Gérard Mercier, administrateur de l’association Terres de liens PACA
Roger Didier a justifié ce coût élevé par le fait que le terrain portera à terme « un nouvel actif économique », faisant référence à la plateforme de compostage. Mais tous les acteurs du monde agricole contactés par ram05 dont une source interne à la SAFER ont battu en brèche cet argument, observant que ce raisonnement constituait la définition même de la spéculation. Lutter contre la spéculation sur le foncier agricole, c’est justement la raison d’être de la SAFER, rappelle Gérard Mercier.
La SAFER a pour mission public, confiée par l’Etat, de réguler le prix du foncier agricole. Elle a des moyens légaux, en particulier un droit de préemption, avec révision de prix. Donc elle a les instruments voulus pour ça et doit pouvoir décider une intervention si effectivement elle le souhaite.
Gérard Mercier, administrateur de l’association Terres de liens PACA
Contactée par la rédaction, la SAFER PACA et le directeur de l’antenne Hautes-Alpes Aurélien Lequette se refusent à tout commentaire tant que la SAFER n’aura pas été notifiée de la vente par le notaire. C’est à ce moment-là seulement qu’elle pourra étudier le dossier et décider de bloquer la vente ou non, explique Aurélien Lequette.

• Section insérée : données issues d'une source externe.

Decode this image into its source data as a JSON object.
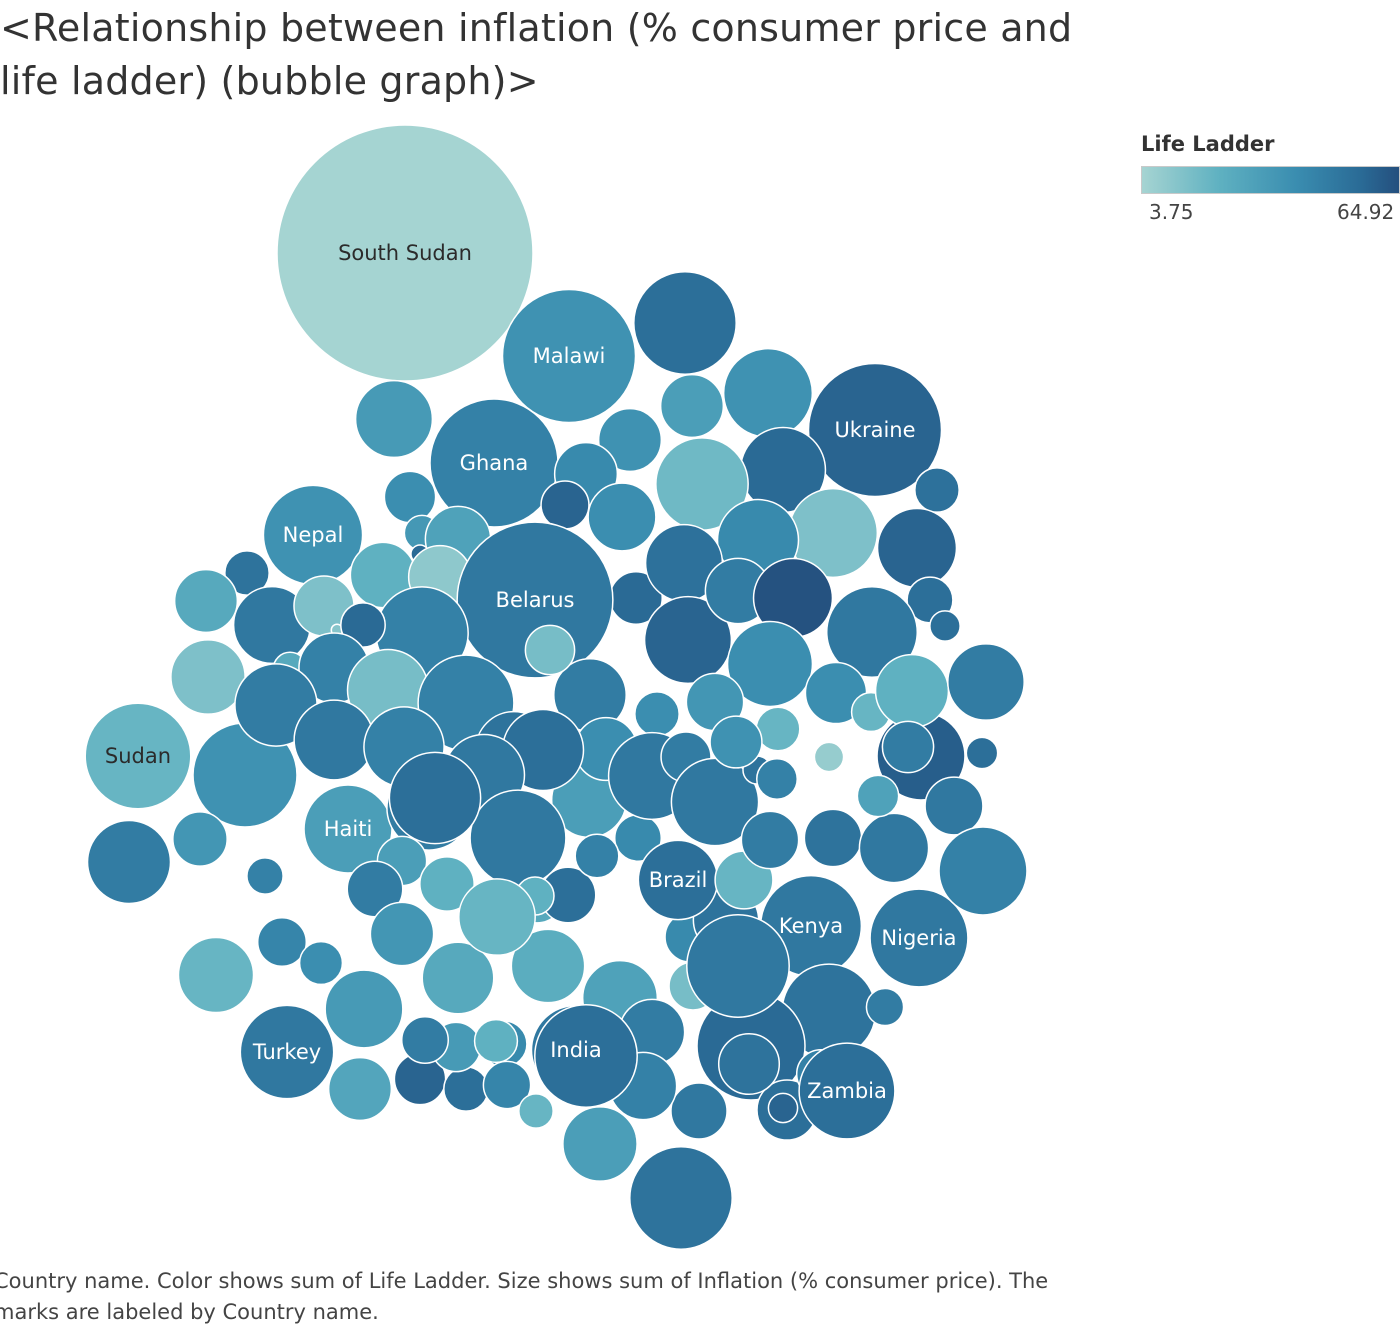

En parallèle, les groupes d’opposition Gap Autrement et Territoires Ecologie et Solidarité attendent le jugement de leur recours au tribunal administratif, dernier outil pour faire annuler la délibération autorisant la ville de Gap à réaliser cette acquisition. Marie-Jo Allemand précise à ram05 que l’argumentaire du recours reposera notamment sur le fait que la vente a été actée à travers une « délibération mensongère » et que les Domaines ont envoyé leur avis à un moment où le prix avait déjà été convenu entre le maire de Gap et le vendeur. Si le recours est rejeté, la SAFER pourrait encore faire jouer son droit de préemption.